US Senators Targeted In
Gay 'Outing' Campaign

By Frances Dickenson and Caz Gorman
The Independent - UK
Michael Rogers lives on the top floor of a block of flats in Washington DC, with a balcony and a fine view of the city whose secrets he is systematically giving up. Mr Rogers, who is gay, is waging a controversial "outing" campaign against gay Senators, members of Congress and Capitol Hill staffers who support the presidentially sponsored campaign to ban same-sex marriages.
The headquarters for his campaign is a workstation in the corner of his sitting room. From here he sifts tips-offs, updates his blog site ( and above all makes the phone calls that gays on the Hill have come to dread.
"It's about exposing hypocrisy, about ending a conspiracy of deceit and silence," Mr Rogers says. "These people work for politicians who are working to discriminate against gays. Then they seek protection from the very people their bosses are trying to hurt. It's surreal."
Mr Rogers's first target was Jonathan Tolman, a senior aide for a senate committee chaired by Senator James Inhofe of Oklahoma, one of the most conservative Senators. A couple of years earlier Mr Tolman had posed for a risqué photo-spread in a Washington gay magazine. Mr Rogers posted this information on his website.

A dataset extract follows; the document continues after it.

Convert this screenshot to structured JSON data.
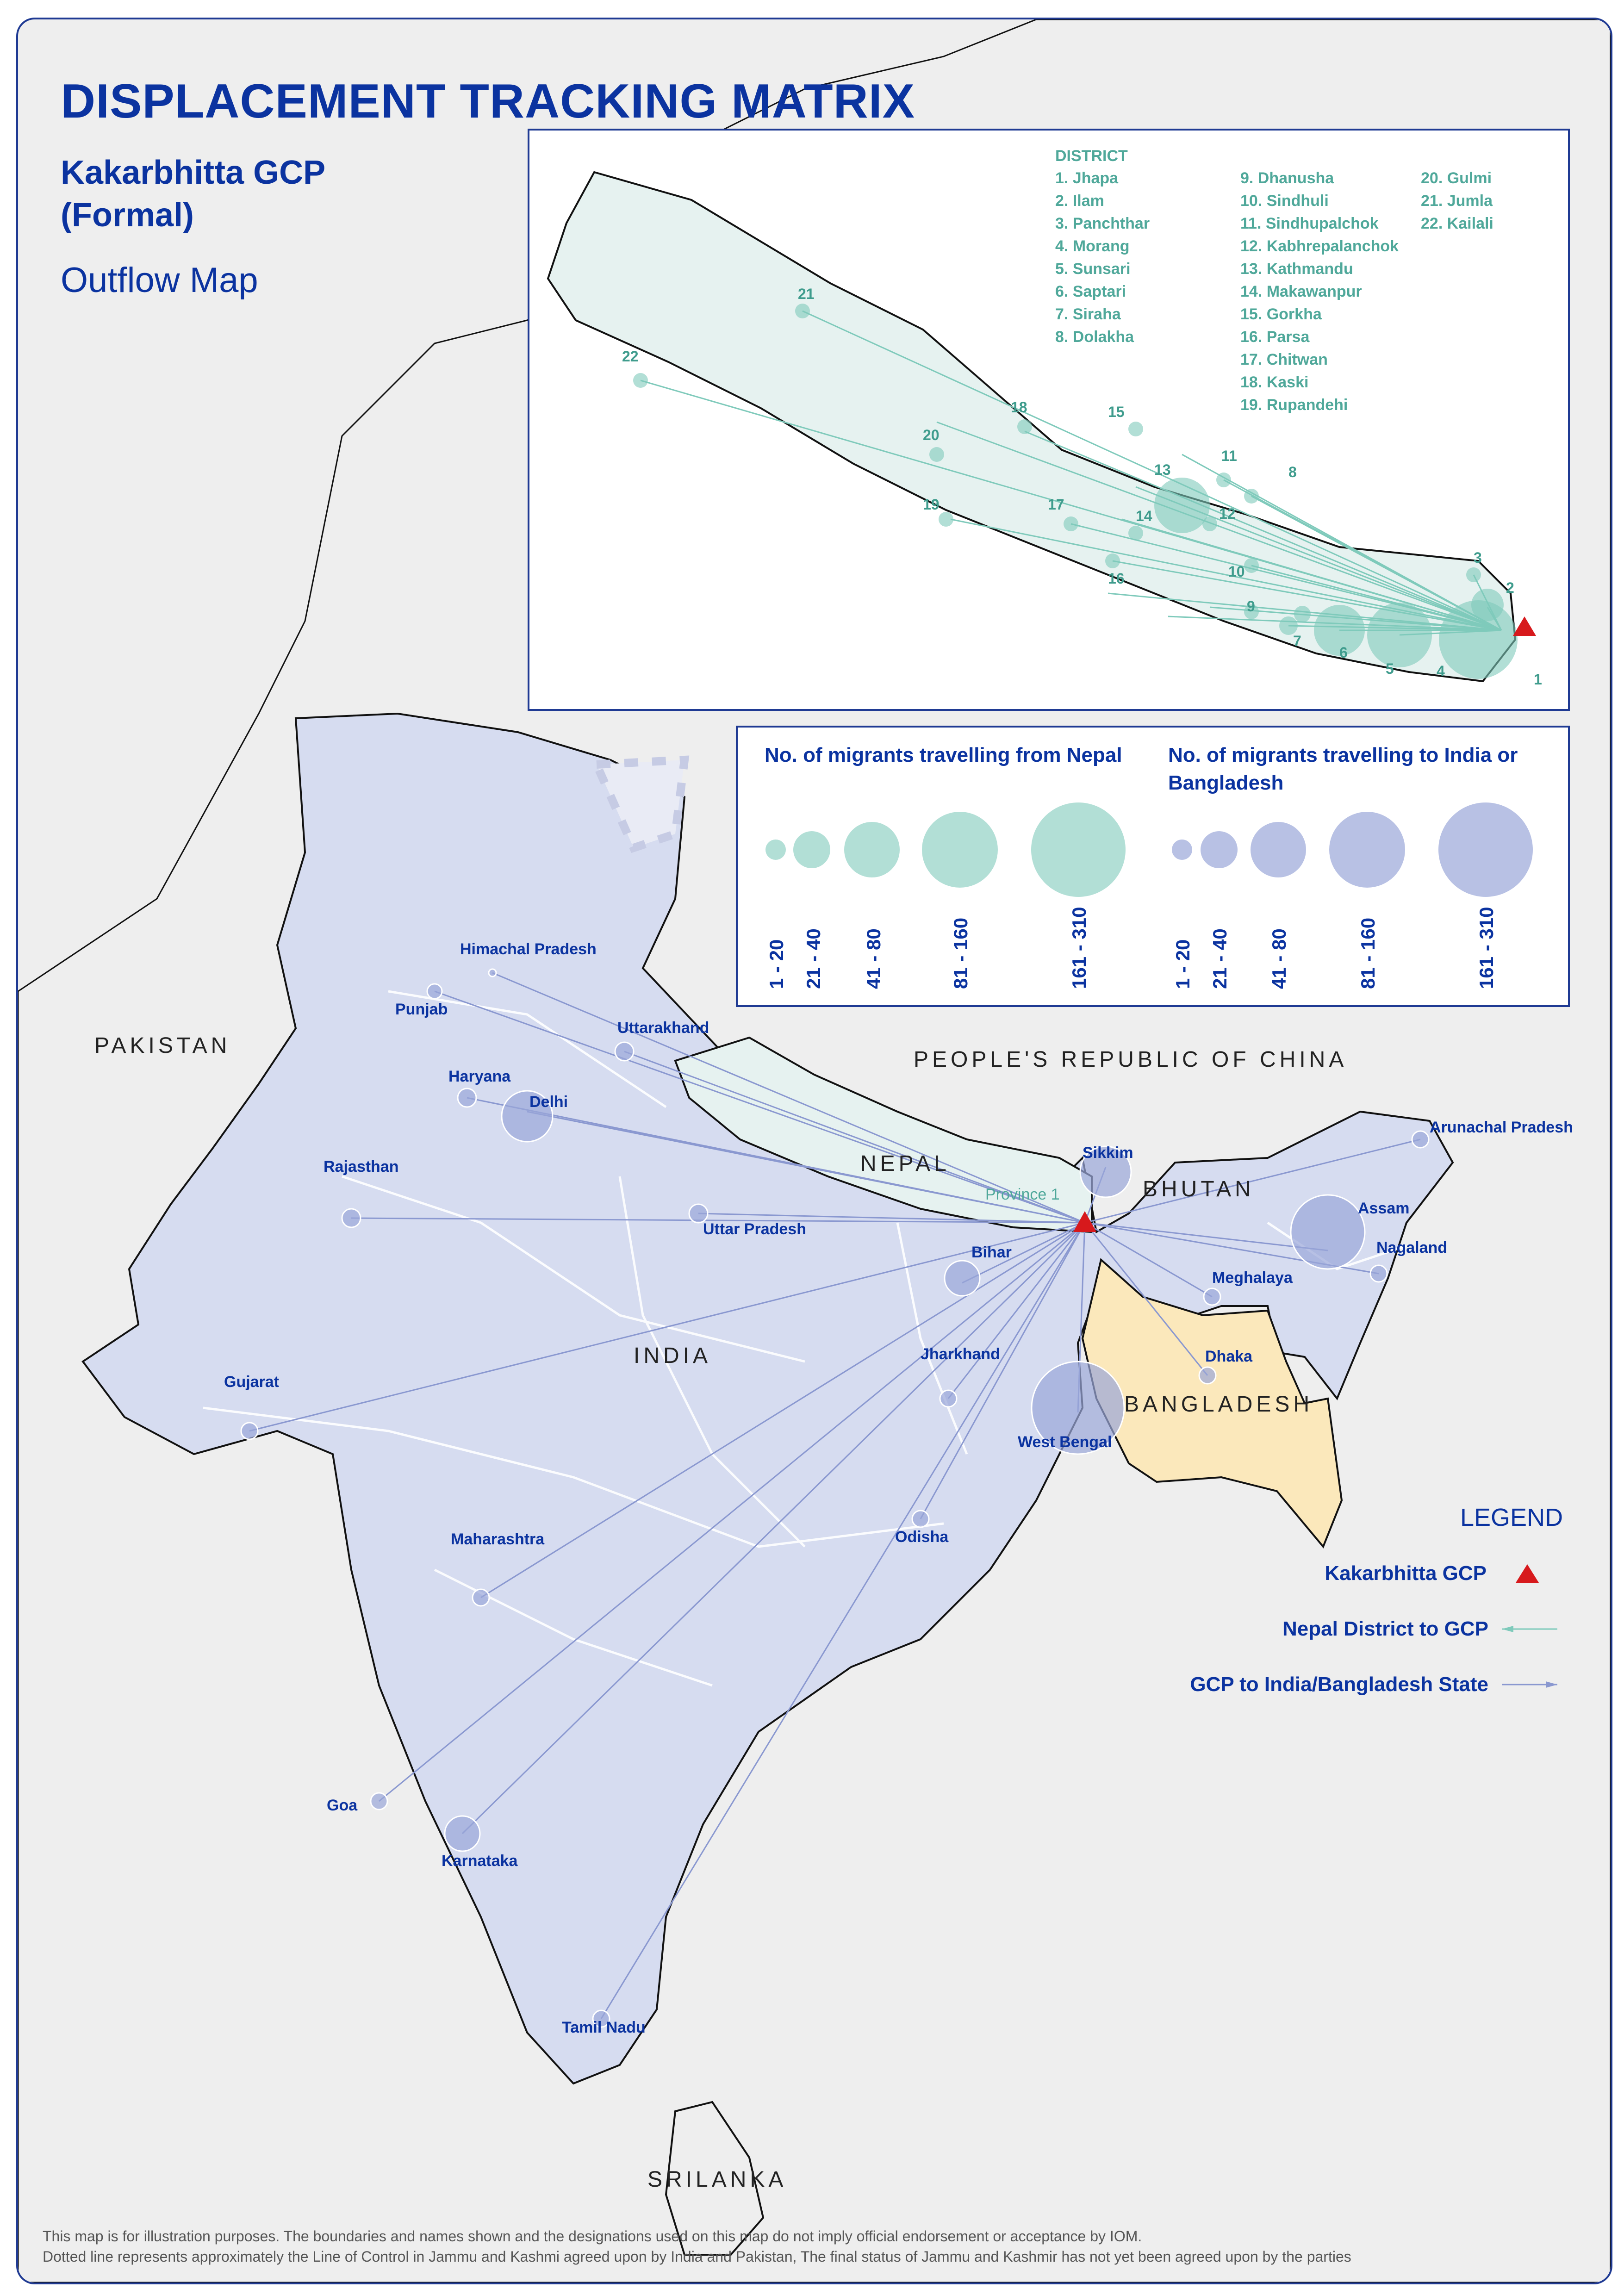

Senator Inhofe's office issued a statement that he did not hire openly gay staffers in case of conflict of agenda. When we contacted the office, his press officer told us: "The statement stands. You have the Senator's position on that."
Although a move to amend the Federal Marriage Act - which would have outlawed gay marriage nationwide - was narrowly defeated in the Senate three weeks ago, the issue has not died. Its passing or defeat was never the point. The point was to make it a rallying cry for the Republicans in the run-up to the elections, in particular the four million evangelical voters who did not bother to vote in 2000.
Republican activists are now agitating for anti-gay amendments to local laws in crucial swing states, keeping the issue hot. On Tuesday, record voter turnout in Missouri, the first state to vote on the issue, suggests the strategy is working. According to The New York Times, 41 per cent, instead of the usual 15-25 per cent, of registered voters turned out, many of them religious. They swung the ballot, making gay marriage illegal in that state.
Gay activists understand the strategy too and have turned up the gas. Michael Rogers is not the only Washington "outer". John Aravosis has also entered the fray. A political consultant, lawyer and former staff lawyer to Republican Senator Ted Stevens of Alaska, his spur to action was "Watching Bush announce it [his support for the Federal Marriage Amendment] from the White House. It was as if he was defiling the Oval Office."
Outing has always been a unsettling tactic and Mr Aravosis has some qualms about naming people, but President Bush's declaration convinced him it was time to "stop being nice to the enemy within". It was Mr Aravosis who was behind a recent ad in the gay weekly Washington Blade, which declared the new zero tolerance. The ad ran: "For years our silence has protected you. Today that protection ends."
Between them, Mr Aravosis and Mr Rogers have outed about 20 staffers and politicians, including Congressman Mark Foley, a Florida Republican, and Democrat Senator Barbara Mikulski of Maryland. Mr Foley's office has since confirmed he is gay, but Senator Mikulski has not commented on her sexual orientation. Both were targeted because they had not spoken out against the Federal Marriage Amendment. They both subsequently did.
Other outed staffers include Jay Timmons, the executive director of the National Republican Senatorial Committee. The NRSC exists to ensure the election of Republican candidates to the Senate and, according to the Blade, "has declared its intention to seize upon the issue of same-sex marriage to motivate conservative voters to unseat congressional Democrats". Mr Timmons has declined to comment publicly on his sexuality and did not return our calls.
The effect of this outing campaign has been electrifying. "People are worried, not wanting to answer the phone," says Lynden Armstrong, the administrative director for Senator Pete Domenici, a New Mexico Republican who opposes gay marriages. Mr Armstrong also co-chairs the Gay, Lesbian and Allies Senate Staff caucus. "People are uncomfortable going to places such as the Duplex [a restaurant popular with gay staffers], thinking, what if one of these activists sees me?"
Chris Barron, the political director of the conservative gay group Log Cabin Republicans, says: "The outing is outrageous. It's a partisan attack. It's hateful and unnecessary. Anyone I know who is straight can't believe gay people can do this to each other. This is just someone looking for their 15 minutes of fame."